When something wants to evict a pod (kubectl drain, cluster autoscaler, etc.), it sends a POST request to:

POST /api/v1/namespaces/{namespace}/pods/{pod}/eviction

The API server intercepts this request and:

  1. Finds all PDBs that select the target pod.
  2. Calculates whether evicting this pod would violate any PDB.
  3. If the eviction would violate a PDB, returns 429 Too Many Requests or 500 with a retry-after header.
  4. If the eviction is allowed, the pod is terminated (SIGTERM, grace period, SIGKILL).

kubectl delete pod bypasses PDBs entirely. It sends a DELETE request, not an eviction. The API server does not check PDBs for DELETE requests.

This is intentional. kubectl delete pod is for emergency situations. The eviction API is for planned maintenance.

kubectl drain uses the eviction API internally. If a PDB blocks an eviction, kubectl drain waits and retries. You see messages like:

evicting pod "web-app-xyz"
error when evicting pods/"web-app-xyz" -n "pdb-demo":
Cannot evict pod as it would violate the pod's disruption budget.

The drain command keeps retrying until the PDB allows the eviction or a timeout is reached.

A PDB selects pods using the same label selector mechanism as Deployments, Services, and other controllers.

apiVersion: policy/v1
kind: PodDisruptionBudget
metadata:
name: web-app-pdb
namespace: pdb-demo
spec:
minAvailable: 2
selector:
matchLabels:
app: web-app

At least 2 pods matching app: web-app must remain running. If 4 replicas exist, 2 can be evicted. If 2 replicas exist, none can be evicted.

apiVersion: policy/v1
kind: PodDisruptionBudget
metadata:
name: web-app-pdb-alt
namespace: pdb-demo
spec:
maxUnavailable: 1
selector:
matchLabels:
app: web-app

At most 1 pod can be unavailable at any time. With 4 replicas, 1 can be evicted. With 100 replicas, still only 1 can be evicted.

You can set minAvailable or maxUnavailable, but not both. They express the same constraint from different angles.

minAvailable is better when:

  • You have a quorum requirement (etcd needs 2 of 3 nodes)
  • You have a fixed minimum for functionality (at least 1 worker must be running)
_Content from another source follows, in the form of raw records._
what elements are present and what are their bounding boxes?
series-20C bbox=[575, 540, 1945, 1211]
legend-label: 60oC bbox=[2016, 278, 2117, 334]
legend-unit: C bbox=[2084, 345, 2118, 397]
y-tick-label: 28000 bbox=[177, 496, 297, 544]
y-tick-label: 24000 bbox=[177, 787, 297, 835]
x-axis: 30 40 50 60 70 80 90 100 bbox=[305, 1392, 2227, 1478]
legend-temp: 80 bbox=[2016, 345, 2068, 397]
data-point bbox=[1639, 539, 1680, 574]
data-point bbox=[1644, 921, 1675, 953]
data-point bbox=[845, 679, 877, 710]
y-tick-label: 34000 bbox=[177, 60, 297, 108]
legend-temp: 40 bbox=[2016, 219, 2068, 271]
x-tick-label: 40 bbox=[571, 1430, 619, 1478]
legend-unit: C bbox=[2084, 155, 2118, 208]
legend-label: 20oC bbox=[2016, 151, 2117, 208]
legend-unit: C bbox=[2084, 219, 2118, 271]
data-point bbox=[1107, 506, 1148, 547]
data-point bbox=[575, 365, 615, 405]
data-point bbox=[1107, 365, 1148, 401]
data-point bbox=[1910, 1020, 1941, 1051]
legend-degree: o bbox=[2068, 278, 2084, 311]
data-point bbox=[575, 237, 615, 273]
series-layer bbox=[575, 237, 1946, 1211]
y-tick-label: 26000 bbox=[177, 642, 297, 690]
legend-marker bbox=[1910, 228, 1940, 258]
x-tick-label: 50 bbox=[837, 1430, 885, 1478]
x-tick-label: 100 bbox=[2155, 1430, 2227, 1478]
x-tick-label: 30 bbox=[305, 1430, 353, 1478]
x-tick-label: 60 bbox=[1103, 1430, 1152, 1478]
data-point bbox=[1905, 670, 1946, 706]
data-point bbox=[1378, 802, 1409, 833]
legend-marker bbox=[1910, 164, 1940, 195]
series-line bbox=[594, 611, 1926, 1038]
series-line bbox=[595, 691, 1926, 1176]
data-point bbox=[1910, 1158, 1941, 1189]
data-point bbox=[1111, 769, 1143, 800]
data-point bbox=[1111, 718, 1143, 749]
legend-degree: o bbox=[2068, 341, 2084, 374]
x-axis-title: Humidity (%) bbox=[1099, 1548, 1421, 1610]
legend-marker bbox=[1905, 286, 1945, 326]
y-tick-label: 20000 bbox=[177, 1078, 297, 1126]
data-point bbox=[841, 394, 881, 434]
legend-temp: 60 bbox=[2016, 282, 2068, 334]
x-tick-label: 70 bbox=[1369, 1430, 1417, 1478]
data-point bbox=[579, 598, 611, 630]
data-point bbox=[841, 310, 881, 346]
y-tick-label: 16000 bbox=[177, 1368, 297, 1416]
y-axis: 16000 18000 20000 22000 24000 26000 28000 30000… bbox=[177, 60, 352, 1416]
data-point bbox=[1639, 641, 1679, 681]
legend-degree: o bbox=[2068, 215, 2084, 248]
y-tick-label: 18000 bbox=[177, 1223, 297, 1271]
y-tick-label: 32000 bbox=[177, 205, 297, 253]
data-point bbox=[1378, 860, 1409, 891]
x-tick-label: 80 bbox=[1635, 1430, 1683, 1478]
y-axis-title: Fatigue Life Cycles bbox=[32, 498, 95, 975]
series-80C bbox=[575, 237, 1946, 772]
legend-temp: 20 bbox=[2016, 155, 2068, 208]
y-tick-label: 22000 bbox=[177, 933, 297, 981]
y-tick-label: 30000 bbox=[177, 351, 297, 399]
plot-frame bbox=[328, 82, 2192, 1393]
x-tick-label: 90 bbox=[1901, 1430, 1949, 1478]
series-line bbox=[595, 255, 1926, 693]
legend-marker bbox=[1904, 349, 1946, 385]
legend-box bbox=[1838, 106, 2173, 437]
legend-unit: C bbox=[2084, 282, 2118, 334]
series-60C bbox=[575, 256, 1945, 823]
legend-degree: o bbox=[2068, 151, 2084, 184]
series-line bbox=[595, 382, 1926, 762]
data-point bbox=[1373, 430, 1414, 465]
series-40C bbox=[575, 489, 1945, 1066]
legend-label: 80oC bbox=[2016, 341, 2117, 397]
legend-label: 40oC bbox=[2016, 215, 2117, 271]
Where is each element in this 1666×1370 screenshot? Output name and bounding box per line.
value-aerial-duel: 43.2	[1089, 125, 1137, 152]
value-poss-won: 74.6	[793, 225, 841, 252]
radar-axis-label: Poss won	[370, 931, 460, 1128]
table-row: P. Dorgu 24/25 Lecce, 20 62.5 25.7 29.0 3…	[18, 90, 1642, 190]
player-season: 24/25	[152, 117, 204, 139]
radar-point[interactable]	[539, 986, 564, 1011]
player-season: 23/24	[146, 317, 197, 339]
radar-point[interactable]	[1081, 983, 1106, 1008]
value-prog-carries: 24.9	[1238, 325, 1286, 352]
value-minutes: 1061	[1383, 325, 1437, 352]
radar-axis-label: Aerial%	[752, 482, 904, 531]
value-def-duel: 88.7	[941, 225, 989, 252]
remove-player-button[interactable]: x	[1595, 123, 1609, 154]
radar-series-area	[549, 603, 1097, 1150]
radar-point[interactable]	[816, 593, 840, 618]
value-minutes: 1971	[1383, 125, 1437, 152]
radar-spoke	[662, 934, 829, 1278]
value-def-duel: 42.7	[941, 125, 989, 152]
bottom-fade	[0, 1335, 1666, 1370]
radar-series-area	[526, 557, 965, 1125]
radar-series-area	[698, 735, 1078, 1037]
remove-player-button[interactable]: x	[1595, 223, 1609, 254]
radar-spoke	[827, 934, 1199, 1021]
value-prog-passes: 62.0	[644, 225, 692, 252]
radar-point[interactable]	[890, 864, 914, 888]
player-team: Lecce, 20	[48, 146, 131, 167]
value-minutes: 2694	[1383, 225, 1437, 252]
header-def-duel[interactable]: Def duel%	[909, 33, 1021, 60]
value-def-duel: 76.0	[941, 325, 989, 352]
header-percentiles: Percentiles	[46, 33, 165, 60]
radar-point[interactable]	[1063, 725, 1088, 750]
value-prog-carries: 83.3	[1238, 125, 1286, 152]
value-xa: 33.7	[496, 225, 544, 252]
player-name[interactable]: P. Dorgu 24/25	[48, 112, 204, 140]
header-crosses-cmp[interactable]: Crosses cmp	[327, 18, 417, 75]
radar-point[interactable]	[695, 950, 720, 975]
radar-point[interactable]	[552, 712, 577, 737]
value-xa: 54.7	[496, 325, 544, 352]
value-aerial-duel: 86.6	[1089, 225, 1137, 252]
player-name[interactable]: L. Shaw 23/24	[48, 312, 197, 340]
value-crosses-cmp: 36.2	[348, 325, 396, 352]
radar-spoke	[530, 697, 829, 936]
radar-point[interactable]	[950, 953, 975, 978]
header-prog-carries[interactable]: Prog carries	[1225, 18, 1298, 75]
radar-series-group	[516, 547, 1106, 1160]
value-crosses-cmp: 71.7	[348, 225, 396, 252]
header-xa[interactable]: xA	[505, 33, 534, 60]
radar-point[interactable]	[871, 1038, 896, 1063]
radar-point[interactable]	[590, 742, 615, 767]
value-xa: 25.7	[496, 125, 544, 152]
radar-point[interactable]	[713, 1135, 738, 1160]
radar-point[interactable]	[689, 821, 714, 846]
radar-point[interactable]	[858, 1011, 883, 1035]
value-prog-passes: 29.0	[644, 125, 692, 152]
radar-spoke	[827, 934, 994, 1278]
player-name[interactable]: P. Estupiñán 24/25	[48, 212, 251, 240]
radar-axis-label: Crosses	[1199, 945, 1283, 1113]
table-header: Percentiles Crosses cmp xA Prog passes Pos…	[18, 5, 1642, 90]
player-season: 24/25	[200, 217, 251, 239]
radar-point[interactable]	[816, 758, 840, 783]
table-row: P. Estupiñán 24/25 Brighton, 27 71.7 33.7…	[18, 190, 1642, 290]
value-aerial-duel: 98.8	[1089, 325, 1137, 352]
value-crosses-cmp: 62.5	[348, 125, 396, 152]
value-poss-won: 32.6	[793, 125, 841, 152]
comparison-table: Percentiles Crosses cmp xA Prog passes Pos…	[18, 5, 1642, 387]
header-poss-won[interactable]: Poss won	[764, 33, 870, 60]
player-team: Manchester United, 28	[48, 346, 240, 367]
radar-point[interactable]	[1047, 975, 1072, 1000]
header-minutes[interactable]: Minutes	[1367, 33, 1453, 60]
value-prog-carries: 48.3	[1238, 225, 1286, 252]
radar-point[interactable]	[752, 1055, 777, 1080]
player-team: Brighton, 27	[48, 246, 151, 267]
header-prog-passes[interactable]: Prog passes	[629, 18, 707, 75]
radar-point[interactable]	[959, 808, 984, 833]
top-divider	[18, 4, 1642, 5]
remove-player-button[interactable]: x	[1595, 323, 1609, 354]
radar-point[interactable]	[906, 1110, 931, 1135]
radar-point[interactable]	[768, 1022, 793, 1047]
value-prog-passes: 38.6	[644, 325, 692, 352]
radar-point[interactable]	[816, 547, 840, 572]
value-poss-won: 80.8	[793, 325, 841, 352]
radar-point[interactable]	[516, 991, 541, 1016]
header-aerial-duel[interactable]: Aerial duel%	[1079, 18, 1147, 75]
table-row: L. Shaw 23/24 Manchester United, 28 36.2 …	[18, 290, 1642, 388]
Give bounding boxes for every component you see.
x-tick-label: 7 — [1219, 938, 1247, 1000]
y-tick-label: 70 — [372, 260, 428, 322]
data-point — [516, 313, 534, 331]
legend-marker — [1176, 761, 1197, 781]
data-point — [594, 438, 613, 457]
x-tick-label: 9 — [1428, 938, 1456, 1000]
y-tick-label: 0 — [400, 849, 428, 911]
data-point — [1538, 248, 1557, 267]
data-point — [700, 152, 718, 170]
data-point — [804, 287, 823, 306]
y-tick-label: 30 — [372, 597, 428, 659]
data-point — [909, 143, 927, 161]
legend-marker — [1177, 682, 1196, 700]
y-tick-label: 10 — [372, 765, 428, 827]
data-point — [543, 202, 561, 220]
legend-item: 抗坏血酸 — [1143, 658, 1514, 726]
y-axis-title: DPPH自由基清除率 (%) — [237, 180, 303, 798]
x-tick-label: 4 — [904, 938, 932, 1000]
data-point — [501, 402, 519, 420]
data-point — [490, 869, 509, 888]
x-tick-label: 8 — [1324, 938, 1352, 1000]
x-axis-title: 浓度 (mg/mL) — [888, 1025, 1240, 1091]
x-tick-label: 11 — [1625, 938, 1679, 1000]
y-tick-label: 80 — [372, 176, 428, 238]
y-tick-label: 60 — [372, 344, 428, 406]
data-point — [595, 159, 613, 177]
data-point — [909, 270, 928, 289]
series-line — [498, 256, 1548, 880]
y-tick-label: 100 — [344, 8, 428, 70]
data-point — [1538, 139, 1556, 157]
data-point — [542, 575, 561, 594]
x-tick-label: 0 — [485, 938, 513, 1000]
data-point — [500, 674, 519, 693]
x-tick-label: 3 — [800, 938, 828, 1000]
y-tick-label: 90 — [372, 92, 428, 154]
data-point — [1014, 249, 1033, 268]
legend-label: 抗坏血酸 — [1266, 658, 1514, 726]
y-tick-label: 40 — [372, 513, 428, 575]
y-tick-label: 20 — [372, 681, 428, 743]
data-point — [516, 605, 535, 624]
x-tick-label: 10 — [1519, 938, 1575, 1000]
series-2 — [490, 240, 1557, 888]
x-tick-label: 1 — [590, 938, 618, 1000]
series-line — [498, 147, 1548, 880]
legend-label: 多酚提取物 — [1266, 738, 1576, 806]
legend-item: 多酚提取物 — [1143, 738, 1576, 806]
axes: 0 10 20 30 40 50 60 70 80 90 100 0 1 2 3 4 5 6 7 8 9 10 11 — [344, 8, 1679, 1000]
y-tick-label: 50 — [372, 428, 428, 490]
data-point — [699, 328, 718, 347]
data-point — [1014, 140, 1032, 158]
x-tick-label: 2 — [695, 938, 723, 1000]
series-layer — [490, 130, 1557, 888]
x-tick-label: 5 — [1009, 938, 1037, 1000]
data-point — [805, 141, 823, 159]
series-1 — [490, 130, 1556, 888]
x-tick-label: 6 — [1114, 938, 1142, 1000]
maxUnavailable is better when:

  • You want to control blast radius (drain one node at a time)
  • The total replica count changes frequently
  • You are using percentage-based PDBs

Both fields accept percentages:

spec:
maxUnavailable: "25%"

With 8 replicas, this allows 2 unavailable (25% of 8 = 2). With 4 replicas, it allows 1 (25% of 4 = 1, rounded up).

Percentages are better for autoscaled workloads where the replica count changes. A fixed maxUnavailable: 1 on a 100-pod deployment means draining a node takes a very long time because pods are evicted one at a time. maxUnavailable: "25%" allows 25 simultaneous evictions.

The ALLOWED DISRUPTIONS field shown by kubectl get pdb is computed as:

For minAvailable:

allowed = currentHealthy - minAvailable

For maxUnavailable:

allowed = maxUnavailable - (expectedPods - currentHealthy)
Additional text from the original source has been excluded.